Sulla base di queste considerazioni, l’Amministrazione trae le seguenti conclusioni.
L’indennità è esclusa dall’ambito di applicazione dell’Iva per mancanza del presupposto oggettivo: è del tutto assente, infatti, un nesso diretto e immediato tra la locazione dell’immobile e la corresponsione della somma a titolo di indennizzo.
L’esclusione della somma dal campo di applicazione dell’Iva comporta il suo assoggettamento all’imposta di registro con aliquota del 3% (cfr articolo 9, Tariffa Parte 1, Dpr 131/1986).
L’Agenzia sottolinea che, dal punto di vista contabile, il pagamento della somma, collegato a un’obbligazione autonoma con funzione indennitaria, rappresenta, per la società locatrice, un debito/passività di natura determinata ed esistenza certa, in quanto è rappresentato da un’obbligazione a pagare un ammontare fisso a una data stabilita. Dal punto di vista fiscale, quindi, il componente negativo di reddito rappresentato dall’indennizzo deve essere considerato fiscalmente deducibile, ai fini Ires e Irap, nel periodo d’imposta in cui sorge l’obbligazione al pagamento, trattandosi di un’obbligazione “istantanea” e non “di durata” (cfr articolo 109, comma 2, lettera b, ultimo periodo, Tuir).

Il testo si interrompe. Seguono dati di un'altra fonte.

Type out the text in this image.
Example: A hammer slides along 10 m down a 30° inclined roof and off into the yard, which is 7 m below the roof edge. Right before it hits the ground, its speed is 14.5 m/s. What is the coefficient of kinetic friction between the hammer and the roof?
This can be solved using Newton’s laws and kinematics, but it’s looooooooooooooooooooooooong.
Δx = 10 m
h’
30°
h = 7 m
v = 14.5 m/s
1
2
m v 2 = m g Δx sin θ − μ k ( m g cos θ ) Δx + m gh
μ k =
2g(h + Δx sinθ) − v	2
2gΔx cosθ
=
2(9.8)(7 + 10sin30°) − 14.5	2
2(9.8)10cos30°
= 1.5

In relazione all’eventuale cessione del contratto di locazione da parte del locatario, a fronte di un corrispettivo specifico, l’Agenzia innanzitutto osserva che, in linea generale, essa rileva ai fini Iva poiché, secondo quanto previsto dal Dpr 633/1972, costituiscono prestazioni di servizi, se effettuate verso corrispettivo, le cessioni di contratti di ogni tipo e oggetto (cfr articolo 3, secondo comma, n. 5 e circolare n. 33/E del 16 novembre 2006, paragrafo 7.1).
Con specifico riguardo al caso in esame, anche alla luce del costante orientamento della Corte di giustizia Ue, l’eventuale cessione del contratto, che non costituisce, per sua natura, attività di locazione, non ricade nell’ambito di applicazione della disposizione di esenzione dall’Iva prevista dall’articolo 10, comma 1, n. 8), Dpr 633/1972. La giurisprudenza europea, infatti, ha evidenziato la non uniformità della disciplina applicabile alle cessioni di contratto e della disciplina applicabile alle prestazioni poste in essere in dipendenza del contratto ceduto (cfr sentenza 22 ottobre 2009, C-242/08). In altri termini, a prescindere dalla disciplina applicabile a tali prestazioni, le cessioni di contratto, rese verso corrispettivo, sono, quindi, operazioni imponibili Iva con applicazione dell’aliquota ordinaria.
Infine, conclude l’Agenzia, in virtù del principio di alternatività tra l’Iva e l’imposta di registro, la cessione sarà soggetta a imposta di registro in misura fissa.